LEWISTON — New rules under consideration would expand the use of sidewalks for business uses, making it easier for restaurants to offer outdoor dining and even retail stores to set up merchandise outside.
City staff said the pandemic has led officials to consider permanent updates to Lewiston’s ordinance relating to sidewalk occupancy, and councilors were supportive this week of proposed changes they said could make for a more vibrant downtown.
Councilor Zack Pettengill was fully on board. He envisions people walking down Lisbon Street, looking through items outside a few stores and then sitting down at a local restaurant.

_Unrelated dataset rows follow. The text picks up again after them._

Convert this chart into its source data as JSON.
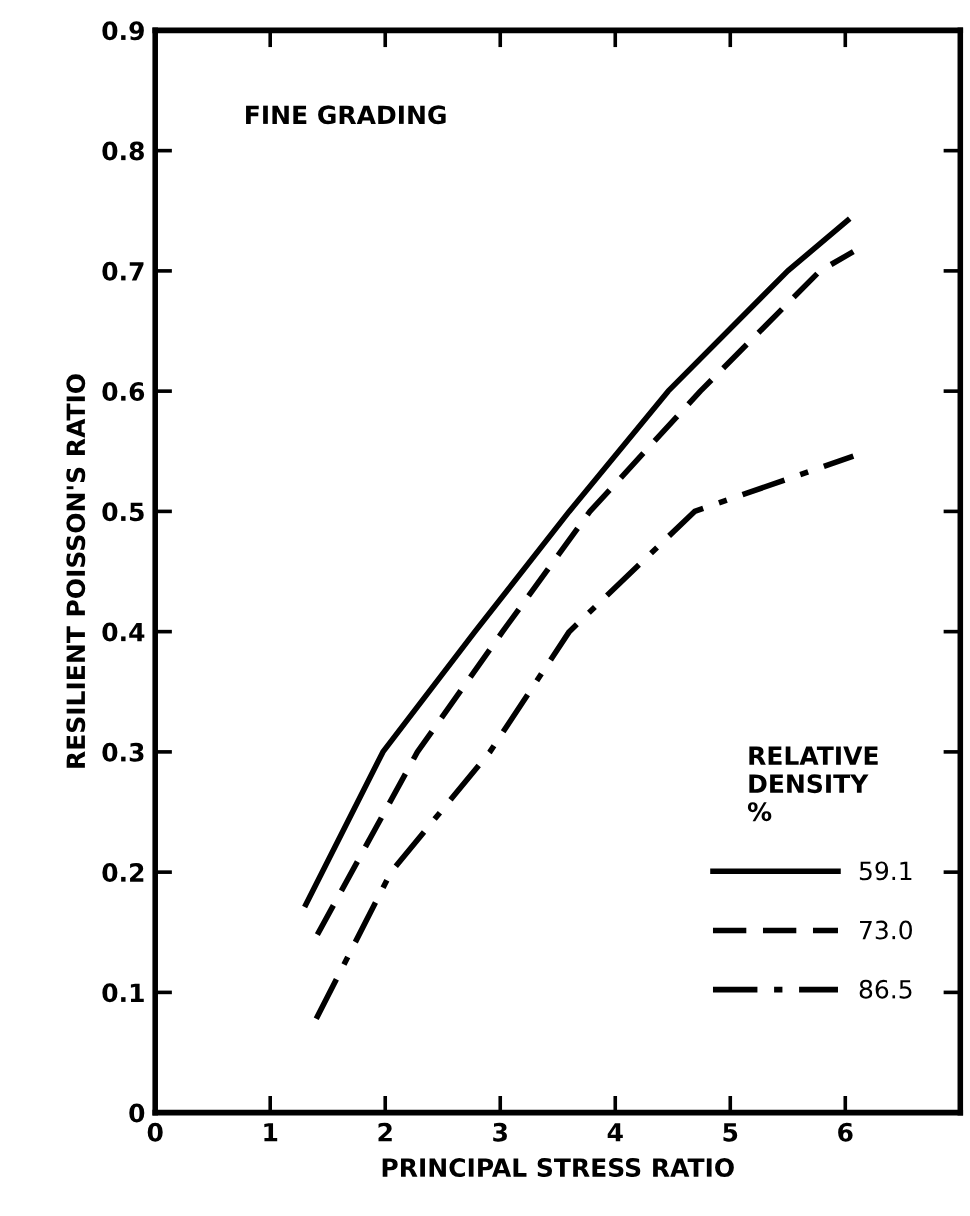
{
  "chart_data": {
    "type": "line",
    "xlabel": "PRINCIPAL STRESS RATIO",
    "ylabel": "RESILIENT POISSON'S RATIO",
    "annotations": [
      "FINE GRADING"
    ],
    "legend_title": "RELATIVE\nDENSITY\n%",
    "series": [
      {
        "name": "59.1",
        "color": "#000000",
        "line_style": "solid",
        "x": [
          1.31,
          1.98,
          2.78,
          3.6,
          4.46,
          5.5,
          6.02
        ],
        "values": [
          0.173,
          0.3,
          0.4,
          0.5,
          0.6,
          0.7,
          0.742
        ]
      },
      {
        "name": "73.0",
        "color": "#000000",
        "line_style": "dashed",
        "x": [
          1.41,
          2.28,
          3.02,
          3.78,
          4.74,
          5.78,
          6.07
        ],
        "values": [
          0.148,
          0.3,
          0.4,
          0.5,
          0.6,
          0.7,
          0.716
        ]
      },
      {
        "name": "86.5",
        "color": "#000000",
        "line_style": "dashdot",
        "x": [
          1.4,
          2.05,
          2.91,
          3.6,
          4.69,
          6.07
        ],
        "values": [
          0.078,
          0.2,
          0.3,
          0.4,
          0.5,
          0.546
        ]
      }
    ],
    "xlim": [
      0,
      7
    ],
    "xticks": [
      0,
      1,
      2,
      3,
      4,
      5,
      6
    ],
    "ylim": [
      0,
      0.9
    ],
    "yticks": [
      0,
      0.1,
      0.2,
      0.3,
      0.4,
      0.5,
      0.6,
      0.7,
      0.8,
      0.9
    ],
    "grid": false,
    "legend": "bottom right",
    "marker": "none"
  }
}
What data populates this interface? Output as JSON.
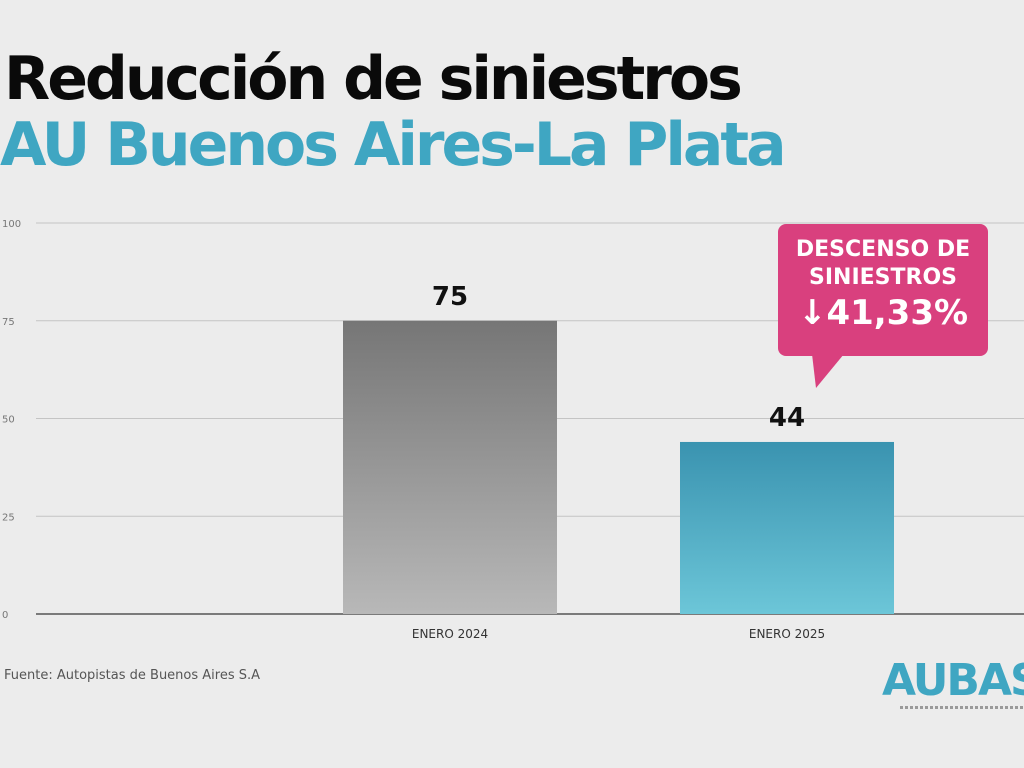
{
  "title": "Reducción de siniestros",
  "subtitle": "AU Buenos Aires-La Plata",
  "callout": {
    "line1": "DESCENSO DE",
    "line2": "SINIESTROS",
    "arrow": "🠗",
    "value": "41,33%"
  },
  "source": "Fuente: Autopistas de Buenos Aires S.A",
  "logo": "AUBAS",
  "colors": {
    "title": "#0a0a0a",
    "subtitle": "#3fa6c2",
    "callout": "#d9407e",
    "bar_2024": "#7a7a7a",
    "bar_2025": "#3f9fba"
  },
  "chart_data": {
    "type": "bar",
    "categories": [
      "ENERO 2024",
      "ENERO 2025"
    ],
    "values": [
      75,
      44
    ],
    "ylim": [
      0,
      100
    ],
    "yticks": [
      "0",
      "25",
      "50",
      "75",
      "100"
    ],
    "data_labels": [
      "75",
      "44"
    ],
    "grid": true
  }
}
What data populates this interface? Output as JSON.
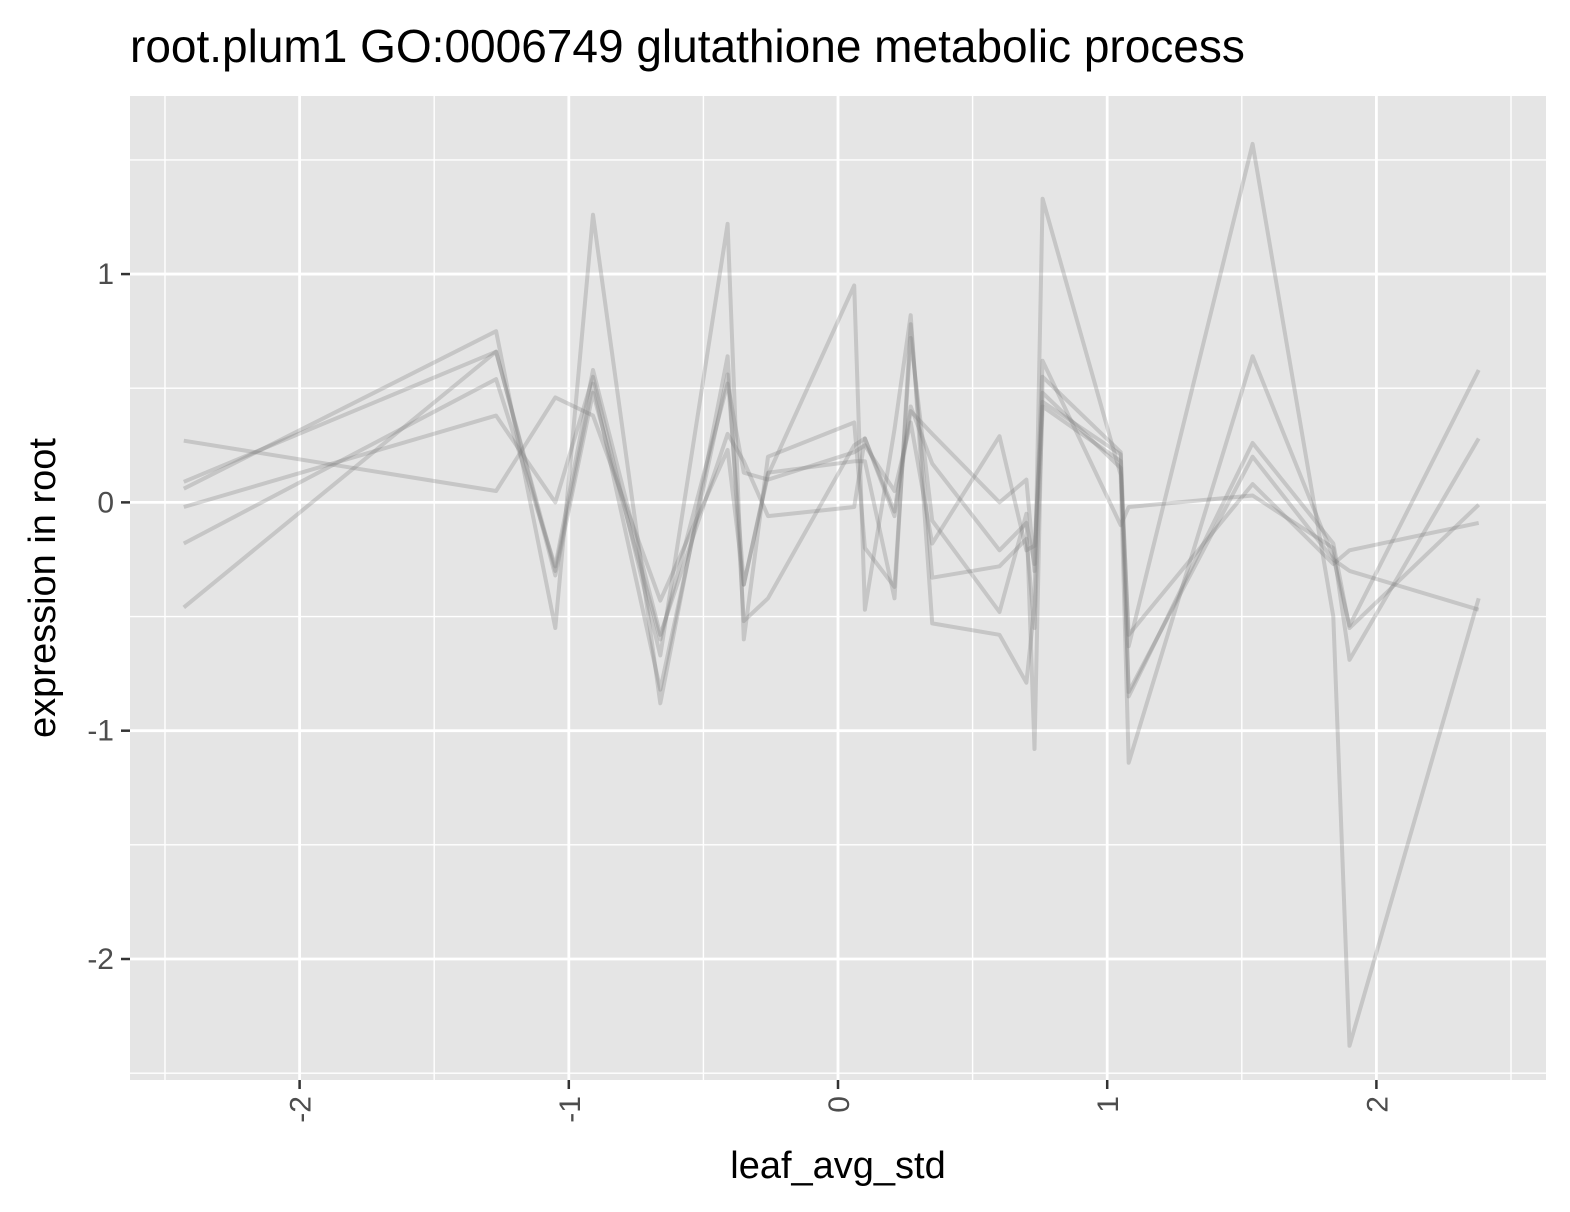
{
  "chart_data": {
    "type": "line",
    "title": "root.plum1 GO:0006749 glutathione metabolic process",
    "xlabel": "leaf_avg_std",
    "ylabel": "expression in root",
    "xlim": [
      -2.63,
      2.63
    ],
    "ylim": [
      -2.53,
      1.78
    ],
    "x_ticks": [
      -2,
      -1,
      0,
      1,
      2
    ],
    "x_tick_labels": [
      "-2",
      "-1",
      "0",
      "1",
      "2"
    ],
    "y_ticks": [
      -2,
      -1,
      0,
      1
    ],
    "y_tick_labels": [
      "-2",
      "-1",
      "0",
      "1"
    ],
    "grid": true,
    "panel_background": "#e5e5e5",
    "grid_color": "#ffffff",
    "line_color": "#7f7f7f",
    "line_alpha": 0.3,
    "x": [
      -2.43,
      -1.27,
      -1.05,
      -0.91,
      -0.66,
      -0.41,
      -0.35,
      -0.26,
      0.06,
      0.1,
      0.21,
      0.27,
      0.35,
      0.6,
      0.7,
      0.73,
      0.76,
      1.05,
      1.08,
      1.54,
      1.84,
      1.9,
      2.38
    ],
    "series": [
      {
        "values": [
          0.27,
          0.05,
          0.46,
          0.38,
          -0.43,
          0.23,
          -0.36,
          0.13,
          0.18,
          0.18,
          -0.42,
          0.78,
          -0.33,
          -0.28,
          -0.16,
          -0.55,
          0.42,
          0.18,
          -0.83,
          0.2,
          -0.25,
          -0.3,
          -0.47
        ]
      },
      {
        "values": [
          0.09,
          0.66,
          -0.3,
          0.52,
          -0.82,
          0.56,
          -0.36,
          0.12,
          0.95,
          -0.47,
          0.32,
          0.82,
          -0.53,
          -0.58,
          -0.79,
          -0.45,
          1.33,
          0.12,
          -1.14,
          0.64,
          -0.24,
          -0.54,
          0.58
        ]
      },
      {
        "values": [
          -0.02,
          0.38,
          0.0,
          0.55,
          -0.67,
          1.22,
          -0.6,
          0.2,
          0.35,
          -0.2,
          -0.37,
          0.72,
          -0.08,
          -0.48,
          -0.05,
          -1.08,
          0.55,
          0.22,
          -0.63,
          1.57,
          -0.5,
          -2.38,
          -0.42
        ]
      },
      {
        "values": [
          0.06,
          0.75,
          -0.55,
          1.26,
          -0.88,
          0.64,
          -0.52,
          -0.42,
          0.25,
          0.28,
          -0.04,
          0.42,
          0.17,
          -0.21,
          -0.09,
          -0.27,
          0.62,
          -0.1,
          -0.02,
          0.03,
          -0.2,
          -0.69,
          0.28
        ]
      },
      {
        "values": [
          -0.18,
          0.54,
          -0.28,
          0.58,
          -0.58,
          0.3,
          0.18,
          -0.06,
          -0.02,
          0.28,
          -0.06,
          0.4,
          0.3,
          0.0,
          0.1,
          -0.3,
          0.48,
          0.15,
          -0.58,
          0.08,
          -0.27,
          -0.21,
          -0.09
        ]
      },
      {
        "values": [
          -0.46,
          0.66,
          -0.32,
          0.48,
          -0.6,
          0.52,
          0.13,
          0.1,
          0.22,
          0.25,
          0.05,
          0.35,
          -0.18,
          0.29,
          -0.21,
          -0.19,
          0.44,
          0.21,
          -0.85,
          0.26,
          -0.18,
          -0.55,
          -0.01
        ]
      }
    ]
  }
}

“These are the small, simple steps that revitalize economies,” he said. “It’s always these small decisions that are overlooked.”
David Hediger, director of Planning and Code Enforcement, said the ordinance was not written with businesses in mind, and was instead geared toward permitting for construction activity in the public right of way. He said the goal is to “clean it up” so there’s a clear difference for businesses using sidewalks for dining or retail.
Most councilors said the rules should make it clear that businesses have the option of using sidewalks in front of their storefront, as long as they maintain a passable right of way according to the Americans with Disabilities Act.
Mayor Mark Cayer said this week that he believes if you own a business in Lewiston, with a sidewalk that’s wide enough, “this should be an automatic thing.” He’d like to see business licenses feature a box that owners can check if they intend to use the sidewalk, and can be given additional information on the requirements.
“We should take that extra step to be business friendly in this community,” he said.
Most councilors also want to see the permitting fees axed, or at least shelved for a year.
Hediger said the proposed changes would lower a requirement for passable sidewalk to 5 feet, which he said would give businesses an extra foot of space and still maintain ADA requirements. The proposal would also allow businesses to expand into the sidewalk in front of neighboring businesses, with permission.
Officials also appeared supportive of expanding the ordinance outside the downtown Centreville district into other zones. Hediger said the change could allow small neighborhood shops or restaurants to also take advantage of the rules.
Following this week’s discussion, staff will discuss the ordinance changes with other departments, namely Public Works, to build consensus on the final language, Hediger said.
What remains unclear is whether the updated language will allow the activity year-round. Hediger said Tuesday that Public Works had expressed initial concerns relating to activities like plowing and street sweeping.
“We know some businesses have been successful in operating year-round in an outdoor environment, and we want to try to allow that to occur on city sidewalks,” he told the council Tuesday.
Last year, the council passed a resolution allowing staff to work with businesses to expand operations when needed, including onto municipal rights of way, and public or private open spaces and parking areas. The resolution was extended in November as patrons remained interested in dining outdoors. However, the city’s ordinance was never officially amended.
Hediger said the ordinance has not been referenced often, but said requests during the pandemic to occupy sidewalks identified the need to “improve the process.” He told councilors that “Part of the thought process is to get a more lively, engaged sidewalk to occur out there.”
“Hopefully it’s something that as the economy turns around, people will take advantage of it,” he said Thursday.
Asked if there had been any complaints regarding the use of sidewalks, Hediger said there were a few complaints related to barriers obstructing the ability for people to open their car doors when parking on the street.
Hediger expects the final language to go in front of the City Council in June.